In a letter sent today to a federal lawmaker, the ministry said efforts must be “exhausted” to tap help from banks’ owners and the states in which they’re headquartered before accessing the European Stability Mechanism as a “last resort.” The ESM will open its doors to direct help for lenders on March 1, 2014 at the earliest, pending the setting up of a European Union regulator, the ministry letter said.
“Strict conditions” must apply to access ESM aid, according to the letter signed by Deputy Finance Minister Steffen Kampeter in response to questions by Green Party lawmaker Priska Hinz, a copy of which was obtained by Bloomberg News. Banks’ “owners and creditors must be enrolled to share the rescue burden and a significant contribution made by the relevant member states.”
Cyprus may be the fifth euro-area state to gain bailout aid that includes help for its banks. Assistance sought by the divided island may match the size of its 18 billion-euro ($24 billion) economy.
Terms for German support for the ESM’s future role in bankrolling lenders mirrors operational clamps designed to limit taxpayers’ liabilities that were built into Germany’s Soffin fund, the 500 billion-euro rescue resource that bailed out Commerzbank AG and Hypo Real Estate Holding.

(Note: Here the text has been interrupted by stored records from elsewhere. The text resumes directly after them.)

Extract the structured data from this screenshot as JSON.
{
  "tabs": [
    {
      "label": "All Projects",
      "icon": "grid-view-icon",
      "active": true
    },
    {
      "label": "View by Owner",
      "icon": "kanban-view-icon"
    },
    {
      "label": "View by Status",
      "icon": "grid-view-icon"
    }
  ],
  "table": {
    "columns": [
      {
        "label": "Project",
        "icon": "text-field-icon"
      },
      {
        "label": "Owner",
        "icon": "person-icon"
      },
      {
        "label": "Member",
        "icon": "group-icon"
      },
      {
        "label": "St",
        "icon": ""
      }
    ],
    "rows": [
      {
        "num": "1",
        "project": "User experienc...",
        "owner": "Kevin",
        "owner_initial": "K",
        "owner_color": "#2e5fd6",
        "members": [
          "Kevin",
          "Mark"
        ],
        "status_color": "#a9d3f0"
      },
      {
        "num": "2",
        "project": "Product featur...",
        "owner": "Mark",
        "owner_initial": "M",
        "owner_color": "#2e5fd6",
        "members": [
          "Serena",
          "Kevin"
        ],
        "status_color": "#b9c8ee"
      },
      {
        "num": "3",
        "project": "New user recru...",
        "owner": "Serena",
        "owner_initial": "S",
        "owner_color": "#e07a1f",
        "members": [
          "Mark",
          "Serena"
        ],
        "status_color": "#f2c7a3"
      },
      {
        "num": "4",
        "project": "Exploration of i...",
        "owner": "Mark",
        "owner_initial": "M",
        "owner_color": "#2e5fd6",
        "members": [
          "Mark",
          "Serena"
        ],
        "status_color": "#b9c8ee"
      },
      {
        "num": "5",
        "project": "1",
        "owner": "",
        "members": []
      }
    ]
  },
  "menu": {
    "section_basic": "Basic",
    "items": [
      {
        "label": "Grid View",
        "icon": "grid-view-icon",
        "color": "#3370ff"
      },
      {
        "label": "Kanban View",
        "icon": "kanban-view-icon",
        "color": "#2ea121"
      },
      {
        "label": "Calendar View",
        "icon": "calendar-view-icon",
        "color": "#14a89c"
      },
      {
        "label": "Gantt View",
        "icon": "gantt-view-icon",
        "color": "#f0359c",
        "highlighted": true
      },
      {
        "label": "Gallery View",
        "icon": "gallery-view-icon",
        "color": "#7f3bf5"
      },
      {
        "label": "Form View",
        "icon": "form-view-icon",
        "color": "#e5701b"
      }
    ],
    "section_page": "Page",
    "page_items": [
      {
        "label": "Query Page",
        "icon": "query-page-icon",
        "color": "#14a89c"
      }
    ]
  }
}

As in the case of Soffin, banks tapping aid must agree to cuts in board members’ rewards and aid-repayment incentives, Kampeter’s letter indicates.
Germany is “generally opposed” to banks gaining direct ESM help to address so-called legacy obligations, Kampeter said. Chancellor Angela Merkel’s government wants to await the outcome of a European Council report on how legacy debt is categorized and defined, the letter stated.